1944: The Better to Wear Slacks
No doubt about it, slacks are going to be the favorite feminine uniform for the duration ~ and probably thereafter. There is just one objection. Slacks are hard on a girl’s figure.
At one of our leading universities, the bluestockings ruled that the pudgy girls could not wear slacks. At another, Wellesley, no less, the officials were waging a fierce battle against such attire when Mme. Chiang Kai-shek innocently strolled across the campus ~ in slacks. That finished the opposition.
But not all the ladies who get into slacks will look as trim as China’s leading lady. Once I ventured to mention in my column that a sight I hoped never to see was the likes of Elsa Maxwell in slacks. My friend and editor, Irene Hawkins, promptly sent along a letter from an irate reader informing me that she was about that size and had just bought three pairs and that it would please her quite as well if I did not write a column. Yes, women will wear slacks. Maybe bright red ones.
Sometimes the trouble is with the material. It clings. It should have enough body to hold its own shape. Even men do not cut such very dashing figures in those limp summer suits. And they look downright flabby in those drooping combinations with the shirt tails out. There ought to be a law consigning all such soft, clingy materials to sleeping garments.

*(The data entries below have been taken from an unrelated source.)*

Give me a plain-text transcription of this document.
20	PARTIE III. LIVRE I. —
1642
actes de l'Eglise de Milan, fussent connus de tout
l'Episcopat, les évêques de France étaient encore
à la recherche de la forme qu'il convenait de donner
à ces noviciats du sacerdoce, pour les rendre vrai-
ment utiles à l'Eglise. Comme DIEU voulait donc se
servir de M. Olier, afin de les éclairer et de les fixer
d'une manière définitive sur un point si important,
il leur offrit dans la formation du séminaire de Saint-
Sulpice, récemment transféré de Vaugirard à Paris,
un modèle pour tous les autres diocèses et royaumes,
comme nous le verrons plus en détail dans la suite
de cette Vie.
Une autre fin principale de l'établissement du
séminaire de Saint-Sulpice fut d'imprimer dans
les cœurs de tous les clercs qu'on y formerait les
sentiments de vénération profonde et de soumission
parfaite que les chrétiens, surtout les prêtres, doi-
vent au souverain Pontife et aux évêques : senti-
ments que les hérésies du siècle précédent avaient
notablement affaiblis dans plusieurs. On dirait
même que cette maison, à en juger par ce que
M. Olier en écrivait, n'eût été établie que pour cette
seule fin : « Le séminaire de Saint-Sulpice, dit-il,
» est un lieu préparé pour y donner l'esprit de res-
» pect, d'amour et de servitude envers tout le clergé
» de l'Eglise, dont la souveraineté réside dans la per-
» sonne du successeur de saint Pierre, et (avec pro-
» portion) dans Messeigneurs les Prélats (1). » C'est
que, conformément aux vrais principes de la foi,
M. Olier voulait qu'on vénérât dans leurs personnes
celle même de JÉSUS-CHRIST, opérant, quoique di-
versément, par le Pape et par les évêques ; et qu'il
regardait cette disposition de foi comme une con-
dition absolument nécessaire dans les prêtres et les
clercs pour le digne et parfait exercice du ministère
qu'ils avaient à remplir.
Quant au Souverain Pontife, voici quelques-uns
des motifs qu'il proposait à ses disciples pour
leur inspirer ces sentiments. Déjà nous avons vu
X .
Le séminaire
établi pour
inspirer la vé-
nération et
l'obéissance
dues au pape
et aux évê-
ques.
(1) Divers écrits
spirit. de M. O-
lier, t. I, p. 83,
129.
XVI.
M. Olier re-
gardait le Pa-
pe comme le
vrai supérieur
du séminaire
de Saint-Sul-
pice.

But the trouble with most slacks is the figure. The average woman does not have callipygian lines. (Look that one up in the unabridged dictionary and you will get the general idea. It amounts to hips.) Sitting gets the blame. But it is not actually the sitting that is back of the spread. Rather, it is the omission of any exercise. If you sit eight hours a day, all added together or at one stretch, you should reserve eight minutes a day for hip-slimming calisthenics. That scant amount of time adds up to four solid hours of exercise in a month and can be counted on to keep you trim enough for slacks.